Círculo da Vida

Hoje voltei ao velho edifício do Instituto de Ciências Biomédicas Abel Salazar (ICBAS), como orador convidado dos Seminários Científicos de Terapias Complementares em Saúde, para apresentar a palestra “Perspetiva Histórica e Consumo de Plantas Aromáticas e Medicinais em Portugal”.

A sala onde decorreu o evento é um belo anfiteatro de madeira, com escadarias polidas pelo tempo e pelas gerações que ali se formaram. Sentei-me durante instantes num dos lugares da primeira fila e deixei que o silêncio da sala me envolvesse, um silêncio que parece guardar ecos de vozes, passos e pensamentos dos que ali passaram antes de nós.

Quando me aproximei da janela, entrevi a porta principal do hospital de Santo António. A mesma porta por onde saí nos braços dos meus pais, recém-nascido, há 53 anos. Pressenti o círculo que a vida, com a sua estranha sabedoria, parece por vezes traçar sem aviso. Partilhei esta curiosidade com a plateia logo no início, porque certos instantes merecem ser anunciados.
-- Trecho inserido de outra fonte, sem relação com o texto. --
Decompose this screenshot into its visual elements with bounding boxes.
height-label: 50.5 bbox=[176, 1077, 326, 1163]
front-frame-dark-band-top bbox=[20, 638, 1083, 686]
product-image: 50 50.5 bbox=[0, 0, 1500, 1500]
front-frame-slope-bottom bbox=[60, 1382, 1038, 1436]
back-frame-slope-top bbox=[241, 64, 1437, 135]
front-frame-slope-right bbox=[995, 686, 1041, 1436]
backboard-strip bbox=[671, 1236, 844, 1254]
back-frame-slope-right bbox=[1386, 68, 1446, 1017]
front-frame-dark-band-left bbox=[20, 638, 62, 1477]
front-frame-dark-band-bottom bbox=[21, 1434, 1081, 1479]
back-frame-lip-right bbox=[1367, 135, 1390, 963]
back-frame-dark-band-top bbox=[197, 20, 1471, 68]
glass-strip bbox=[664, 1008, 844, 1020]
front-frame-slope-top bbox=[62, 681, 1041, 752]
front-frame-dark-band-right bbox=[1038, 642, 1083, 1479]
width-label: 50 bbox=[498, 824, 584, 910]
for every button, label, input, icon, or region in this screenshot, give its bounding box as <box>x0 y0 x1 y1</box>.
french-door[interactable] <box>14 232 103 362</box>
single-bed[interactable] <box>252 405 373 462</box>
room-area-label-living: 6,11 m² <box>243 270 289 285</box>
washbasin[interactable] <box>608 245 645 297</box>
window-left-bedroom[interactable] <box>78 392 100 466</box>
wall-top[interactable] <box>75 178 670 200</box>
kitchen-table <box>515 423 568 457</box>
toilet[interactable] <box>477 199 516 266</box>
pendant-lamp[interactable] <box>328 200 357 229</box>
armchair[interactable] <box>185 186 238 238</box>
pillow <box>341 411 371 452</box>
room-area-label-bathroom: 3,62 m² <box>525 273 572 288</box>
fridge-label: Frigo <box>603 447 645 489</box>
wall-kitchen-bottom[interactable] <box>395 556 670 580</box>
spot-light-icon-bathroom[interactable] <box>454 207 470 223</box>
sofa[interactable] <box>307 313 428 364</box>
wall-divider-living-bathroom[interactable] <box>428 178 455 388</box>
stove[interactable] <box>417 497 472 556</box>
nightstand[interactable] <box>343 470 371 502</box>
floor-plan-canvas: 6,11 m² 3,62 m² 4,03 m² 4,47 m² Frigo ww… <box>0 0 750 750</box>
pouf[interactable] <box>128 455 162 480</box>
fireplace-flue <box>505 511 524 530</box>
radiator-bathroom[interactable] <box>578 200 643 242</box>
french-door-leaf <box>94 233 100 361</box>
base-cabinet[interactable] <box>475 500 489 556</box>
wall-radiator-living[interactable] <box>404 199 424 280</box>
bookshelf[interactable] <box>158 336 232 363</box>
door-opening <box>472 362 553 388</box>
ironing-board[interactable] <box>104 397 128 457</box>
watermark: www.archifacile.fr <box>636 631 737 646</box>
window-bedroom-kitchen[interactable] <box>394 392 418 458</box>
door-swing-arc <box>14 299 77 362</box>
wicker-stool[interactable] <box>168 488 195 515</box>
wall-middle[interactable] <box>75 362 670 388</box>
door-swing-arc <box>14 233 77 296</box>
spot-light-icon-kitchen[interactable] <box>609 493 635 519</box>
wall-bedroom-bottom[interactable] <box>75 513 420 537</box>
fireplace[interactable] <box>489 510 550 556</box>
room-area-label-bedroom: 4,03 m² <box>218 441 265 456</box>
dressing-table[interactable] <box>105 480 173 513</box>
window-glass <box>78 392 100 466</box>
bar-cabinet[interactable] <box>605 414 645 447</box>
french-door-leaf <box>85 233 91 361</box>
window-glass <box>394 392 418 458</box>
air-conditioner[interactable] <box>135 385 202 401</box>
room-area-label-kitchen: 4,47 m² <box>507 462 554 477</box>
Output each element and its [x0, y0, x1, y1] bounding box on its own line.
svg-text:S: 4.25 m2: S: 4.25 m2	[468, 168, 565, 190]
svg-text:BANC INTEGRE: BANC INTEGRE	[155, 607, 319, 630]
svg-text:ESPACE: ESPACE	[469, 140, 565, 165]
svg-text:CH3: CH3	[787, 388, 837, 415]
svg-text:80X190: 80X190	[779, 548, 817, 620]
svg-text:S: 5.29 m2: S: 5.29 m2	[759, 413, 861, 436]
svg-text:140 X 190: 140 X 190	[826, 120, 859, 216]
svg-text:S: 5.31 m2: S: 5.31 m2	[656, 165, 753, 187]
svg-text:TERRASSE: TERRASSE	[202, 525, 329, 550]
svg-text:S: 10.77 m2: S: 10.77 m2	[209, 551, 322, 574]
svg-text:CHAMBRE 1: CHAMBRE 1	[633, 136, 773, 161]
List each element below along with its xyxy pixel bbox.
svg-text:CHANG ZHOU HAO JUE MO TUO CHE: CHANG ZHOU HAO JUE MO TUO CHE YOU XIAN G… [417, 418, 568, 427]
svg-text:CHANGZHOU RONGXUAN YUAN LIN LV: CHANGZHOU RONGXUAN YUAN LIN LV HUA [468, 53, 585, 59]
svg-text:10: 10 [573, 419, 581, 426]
No final da sessão, entre a delicadeza habitual da audiência, com gestos e palavras de agradecimento, o querido Professor Jorge Machado olhou para mim, com aquela serenidade profunda que só os verdadeiros mestres possuem, e disse que ‘a minha vida, desde o instante em que atravessei aquela porta, até ao dia de hoje, se desenrolara de forma incrivelmente bela e produtiva’.

As palavras do Professor abriram dentro de mim uma clareira funda. Num simples gesto de voltar o olhar para a rua, senti a minha própria vida desenrolar-se inteira diante de mim, década após década, como se o tempo cedesse, por fim, ao seu próprio peso.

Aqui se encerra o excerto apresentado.